- Born: September 1842
- Died: 29 June 1907 (aged 64) Southwick
- Occupation: Antiquarian

= Stuart Archibald Moore =

English antiquarian (1842–1907)

Stuart Archibald Moore (September 1842 – 29 June 1907) was an English legal antiquarian.

==Biography==
Moore was born in September 1842. He was the fourth son of Barlow Brass Moore of The Lawn, South Lambeth, Surrey, by his wife Harriet Adcock. Educated at the Philological School, Marylebone Road, he became secretary to Sir Thomas Duffus Hardy, deputy keeper of the public records, and afterwards practised as a record agent. Elected F.S.A. on 2 May 1869, he contributed to 'Archæologia' in 1886 a paper on the 'Death and Burial of King Edward II.' Moore quickly obtained distinction as an antiquarian lawyer and an authority on questions relating to foreshore, fishery, and cognate matters. On 24 January 1880, somewhat late in life, he became a student of the Inner Temple, and being called to the bar on 25 June 1884, at once obtained a lucrative practice. He fought with great pertinacity and success the claims of the crown to foreshore, arguing that the crown parted long ago with its foreshore rights to the lords of manors bounded by the sea. His 'History of the Foreshore and the Law relating thereto' (1888) is full of interesting extracts from ancient records, and constitutes the subject's brief against the crown.

Moore loved yachting, and was one of the finest amateur seamen of his time; he commanded his own 80-ton fishing ketch. in which he carried the vice-commodore's flag of the Royal Cruising Club all round Great Britain and the greater part of Ireland, with little regard for weather. He was a frequent correspondent of 'The Times,' chiefly on yachting and other seafaring matters. About two years before his death he was seized with paralysis of the lower limbs and retired to his vessel, in which he continued to live, bearing his affliction with courage and cheerfulness. Shortly before his death he wrote two letters to 'The Times' on secret commissions (8 Jan.) and on the Channel tunnel (8 Feb.). He died somewhat suddenly on 29 June 1907, on board his yacht at Southwick, and was buried there.

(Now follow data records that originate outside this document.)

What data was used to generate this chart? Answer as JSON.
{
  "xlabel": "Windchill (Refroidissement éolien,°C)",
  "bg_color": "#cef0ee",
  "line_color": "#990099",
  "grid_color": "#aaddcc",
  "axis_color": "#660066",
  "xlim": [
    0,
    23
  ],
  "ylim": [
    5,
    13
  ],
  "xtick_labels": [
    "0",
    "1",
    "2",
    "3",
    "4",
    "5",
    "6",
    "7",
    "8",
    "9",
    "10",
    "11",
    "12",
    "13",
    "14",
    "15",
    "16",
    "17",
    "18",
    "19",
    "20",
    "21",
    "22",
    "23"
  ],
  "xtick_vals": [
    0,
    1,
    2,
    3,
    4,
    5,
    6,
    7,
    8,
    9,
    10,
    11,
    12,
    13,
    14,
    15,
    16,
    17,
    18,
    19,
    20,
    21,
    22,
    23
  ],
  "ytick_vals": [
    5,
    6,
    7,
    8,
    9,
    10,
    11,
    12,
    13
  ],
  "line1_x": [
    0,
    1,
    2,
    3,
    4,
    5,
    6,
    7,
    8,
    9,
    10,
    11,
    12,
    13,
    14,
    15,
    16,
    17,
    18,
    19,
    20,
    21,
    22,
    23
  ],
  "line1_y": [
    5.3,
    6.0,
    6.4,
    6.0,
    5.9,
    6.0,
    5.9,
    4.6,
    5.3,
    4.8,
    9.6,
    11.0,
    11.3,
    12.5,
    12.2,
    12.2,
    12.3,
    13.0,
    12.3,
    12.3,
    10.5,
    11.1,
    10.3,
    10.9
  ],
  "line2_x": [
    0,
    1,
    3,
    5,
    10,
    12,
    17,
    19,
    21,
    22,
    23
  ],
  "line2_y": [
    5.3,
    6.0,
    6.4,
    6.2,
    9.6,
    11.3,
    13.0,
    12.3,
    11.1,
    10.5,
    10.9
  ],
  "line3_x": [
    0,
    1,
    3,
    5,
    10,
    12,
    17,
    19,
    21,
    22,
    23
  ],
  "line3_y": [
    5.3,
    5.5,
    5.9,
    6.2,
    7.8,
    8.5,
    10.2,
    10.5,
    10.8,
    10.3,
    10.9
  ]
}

He married Isabel Kate, daughter of John Knight Higgins of Southampton, and had issue two sons. Besides the work mentioned, he published: 1. 'The Thames Estuary : its Tides, Channels, &c., a Practical Guide for Yachts,' 1894. 2. 'History and Law of Fisheries ' (with his son 'Hubert Stuart Moore), 1903. He also edited 'Letters and Papers of J. Shillingford, 1447–50,' for the Camden Society (1871), and 'Cartularium Monasterii Sancti Johannis Baptiste in Colecestria,' for the Roxburghe Club (1897), as well as 'Domesday Book for Northamptonshire, extended and translated,' 1863.